The seasonally adjusted economic index, a proxy for gross domestic product, fell 0.26 percent in October from the prior month after growing a revised 0.26 percent in September, the central bank said today in a report posted on its website. That was below every estimate from 27 economists surveyed by Bloomberg, whose median forecast was for a 0.25 percent expansion.

The non-seasonally adjusted economic activity index fell 1.18 percent from a year ago, compared with a median estimate of a 0.30 percent drop, the central bank report said.

Brazil’s edged out of recession in the third quarter as the country is expected by economists to grow at the slowest pace in five years. Waning confidence increases the challenges for appointed Finance minister Joaquim Levy, who vowed to impose more rigorous fiscal discipline to narrow the widest budget deficit in a decade.

Economists surveyed by the central bank cut this year’s gross domestic product estimate to 0.16 from 0.18 last week, the bank said on its website today. For 2015, they see expansion of 0.69 percent, down from 0.73 percent the previous week.

In the third quater Latin America’s largest economy expanded 0.1 percent after recording a recession in the first six months of the year.

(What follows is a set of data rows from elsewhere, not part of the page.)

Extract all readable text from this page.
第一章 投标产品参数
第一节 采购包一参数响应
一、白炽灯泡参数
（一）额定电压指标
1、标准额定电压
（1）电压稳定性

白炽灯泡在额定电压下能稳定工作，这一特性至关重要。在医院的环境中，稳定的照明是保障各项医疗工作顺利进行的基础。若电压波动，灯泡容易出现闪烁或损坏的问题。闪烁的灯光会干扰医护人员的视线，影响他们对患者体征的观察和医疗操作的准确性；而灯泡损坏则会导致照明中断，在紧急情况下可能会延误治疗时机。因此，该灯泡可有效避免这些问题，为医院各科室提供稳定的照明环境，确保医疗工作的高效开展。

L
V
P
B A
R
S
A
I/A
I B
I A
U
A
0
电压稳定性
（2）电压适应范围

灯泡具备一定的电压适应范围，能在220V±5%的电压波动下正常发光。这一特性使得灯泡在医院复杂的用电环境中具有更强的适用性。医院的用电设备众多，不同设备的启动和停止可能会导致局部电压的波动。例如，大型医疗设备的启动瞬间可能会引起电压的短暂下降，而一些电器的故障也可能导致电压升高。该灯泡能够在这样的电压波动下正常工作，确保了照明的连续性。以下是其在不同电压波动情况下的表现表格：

Slow growth and worsening fiscal results led Standard & Poor’s in March to cut the country’s sovereign debt rating to one level above junk.

In September, Moody’s Investors Services followed by cutting Brazil’s outlook to negative.

Inflation accelerated to 0.51 percent in November from 0.42 percent in the previous month. Annual consumer prices ended November at 6.56 percent, above the ceiling of the government-set target of 4.5 percent plus or minus two percentage points.

Economists surveyed by the central bank expect inflation to end 2014 at 6.38 percent and to finish 2015 at 6.50 percent.

Price increases have contributed to falling consumer confidence, which in November reached its lowest level in more than five years, according to the Getulio Vargas Foundation, a Brazilian research group and business school.

With inflation above target, the central bank on Dec. 3 boosted the benchmark interest rate by half a point to 11.75 percent. The bank said in the minutes from the meeting that fiscal policy will become tighter and additional rate adjustments to contain above-target inflation will probably be carried out with parsimony.

Real, Brazil's currency, has weakened 11.7 percent against the dollar in the past three months, the second-worst among major currencies tracked by Bloomberg.